The relative strength of the population numbers found in Co. Donegal correspond with the former territories of Tir Eoghan and Tir Conal, sons of Niall of the Nine Hostages. The stronger population numbers in Co. Sligo correspond with the former Kingdom of the Connaughta from which Niall came, possibly denoting descendants of his brothers, uncles, cousins or ancestors that shared the same DNA
“An Taiseirl (The Resurrection) Noirin Ni Riain & The Monks of Glenstal Abbey, from the album”Vox de Nube”, 1996.
However we slice it, and remembering that “bh” is pronounced “v” in anglicized names and it seems that “Much confusion arises between Devany, Diviney and Devane.” According to Rev. Patrick Woulfe, author of “Irish Names Surnames: Collected & Edited with Explanatory & Historical Notes”, 1923, “Duibheannaigh and Duibheamhna are distinct names with Duibheannaigh of Co. Down, East Ulster”, (contrary to MacLysaght) “and Duibheamhna of the ancient chiefs of the Ui Breasail in Co. Armagh.” Conor O’Devaney, the legendary martyr and Bishop of Down and Conor, is refered to as O’Duibheannaigh and O’Duibeamhna in the writings of his contemporaries The Four Masters from the Annals of the Four Masters (Annála na gCeithre Máistrí).
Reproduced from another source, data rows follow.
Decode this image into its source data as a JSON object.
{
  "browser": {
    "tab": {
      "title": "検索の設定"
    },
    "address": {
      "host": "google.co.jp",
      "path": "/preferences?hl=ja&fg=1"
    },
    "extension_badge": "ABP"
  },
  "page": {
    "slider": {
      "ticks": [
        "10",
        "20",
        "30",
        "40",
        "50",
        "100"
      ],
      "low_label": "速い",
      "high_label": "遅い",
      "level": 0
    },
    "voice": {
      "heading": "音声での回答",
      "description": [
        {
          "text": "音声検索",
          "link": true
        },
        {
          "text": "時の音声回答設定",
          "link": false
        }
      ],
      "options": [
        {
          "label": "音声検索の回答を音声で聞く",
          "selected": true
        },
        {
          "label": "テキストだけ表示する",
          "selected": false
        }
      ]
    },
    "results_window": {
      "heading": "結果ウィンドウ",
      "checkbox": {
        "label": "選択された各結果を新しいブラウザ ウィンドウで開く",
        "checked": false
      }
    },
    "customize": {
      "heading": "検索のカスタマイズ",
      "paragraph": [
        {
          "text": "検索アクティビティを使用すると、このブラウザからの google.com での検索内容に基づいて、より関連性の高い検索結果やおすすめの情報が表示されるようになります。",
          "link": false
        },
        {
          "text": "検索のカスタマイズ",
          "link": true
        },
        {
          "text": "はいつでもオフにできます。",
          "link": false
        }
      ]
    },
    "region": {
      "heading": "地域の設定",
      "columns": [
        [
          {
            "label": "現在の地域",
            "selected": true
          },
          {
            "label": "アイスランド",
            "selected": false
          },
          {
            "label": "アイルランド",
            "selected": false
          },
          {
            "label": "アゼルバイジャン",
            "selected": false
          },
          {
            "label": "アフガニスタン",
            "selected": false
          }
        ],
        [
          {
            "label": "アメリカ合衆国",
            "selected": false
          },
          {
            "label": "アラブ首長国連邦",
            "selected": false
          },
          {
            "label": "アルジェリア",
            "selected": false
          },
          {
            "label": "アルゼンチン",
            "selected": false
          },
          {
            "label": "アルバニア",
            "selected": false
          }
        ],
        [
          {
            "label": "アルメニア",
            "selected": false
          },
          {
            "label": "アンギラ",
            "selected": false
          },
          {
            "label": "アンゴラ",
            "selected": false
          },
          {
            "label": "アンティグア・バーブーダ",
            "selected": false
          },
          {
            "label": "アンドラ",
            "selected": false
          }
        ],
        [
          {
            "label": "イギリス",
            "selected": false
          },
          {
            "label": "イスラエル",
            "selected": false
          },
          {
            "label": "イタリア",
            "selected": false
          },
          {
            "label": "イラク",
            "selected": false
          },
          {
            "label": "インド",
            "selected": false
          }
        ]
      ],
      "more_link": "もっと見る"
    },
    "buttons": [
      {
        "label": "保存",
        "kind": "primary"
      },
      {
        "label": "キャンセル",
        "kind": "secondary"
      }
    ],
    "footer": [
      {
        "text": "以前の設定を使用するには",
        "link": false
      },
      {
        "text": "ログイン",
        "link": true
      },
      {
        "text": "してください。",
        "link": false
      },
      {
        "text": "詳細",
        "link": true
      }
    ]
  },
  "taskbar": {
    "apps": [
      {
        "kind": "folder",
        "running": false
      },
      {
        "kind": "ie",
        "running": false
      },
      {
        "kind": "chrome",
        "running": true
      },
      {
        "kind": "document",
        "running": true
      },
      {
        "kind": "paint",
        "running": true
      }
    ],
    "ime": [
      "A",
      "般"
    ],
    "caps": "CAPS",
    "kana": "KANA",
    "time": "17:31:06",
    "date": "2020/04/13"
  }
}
There is some doubt whether these two septs (as mentioned by Woulfe) are two separate septs at all due to geographic proximity. It has also been noted that the sept, Dubhanaigh, is the unquestionably distinct sept of Donegal and Connacht. Woulfe’s “Dubhanaigh” is no doubt MacLysaght’s Duibheannaigh and the Duibheannaigh of East Ulster may simply be an eastern branch of the West Ulster sept. Regardless of the inconsistencies, scholars seem to agree the name Devaney, and every derivation there of, is constructed from at-least two distinct ancient Irish/ Gaelic septs.
Devany, Devaney, Devanney, Deveny, Devenny, Devenney, Davaney,Devenie, Devanie, Duvany, Diviney, MacDevaney, Donveney,….et. al., are Anglicized versions of these septs; versions which exist in Ireland and worldwide. Devaney is without a doubt Gaelic in origin and not Anglo/Norman as some heraldry providers would like you to believe.
So all this leads into a little story of my recent ancestors and their own version of BREXIT. You see, back in the day, folks didn’t have to rely on a referendum to get permission to leave whichever polity they were unhappy with. They just up and left and on their own hook started a new life somewhere else where they thought their prospects more favorable. Things were simpler and perhaps more honest back then, eh?
November 24, 1831. “I the undersigned, having received the mutual consent of Michael Devanny, Son of Darby Devanny and Margaret Gillan, of the County of Sligo, Ireland, and Ann Magown, Daughter of James Magown and Bridget MacCown, of the Same County, Married them in the presence of John Stewart, Patrick MacMullin and John Scollion. (signed by) J. Loughran P.P.”
Thus begins the story of my mother’s family in the new world. Before the first child was baptized the family name had been changed to DeVan and they had three children baptized as DeVan before Michael’s untimely death 7 and a half years later. The DeVan Family Bible states that Michael DeVan died 20th of May 1839 at Dartmouth from stepping on a rusty nail. St. Mary’s R.C. Registers (Halifax) Burials (1830-1842) No. 25, (PANS Reel 11506)
“I the undersigned buried Michael DeVan aged 34 years, husband of Ann McGowan, a Ship carpenter by trade and a native of Ireland. J Loughnan P.P.”
In a time when life was often short and even brutal, and literacy was not widespread amongst the common man, name spelling varied from day to day and person to person it seems. I wonder what career paths were available back then to the sort of folks who make up the majority of the media and politicians today. Things were less “democratic” and the politically decreed “safety nets” were simply non-existent.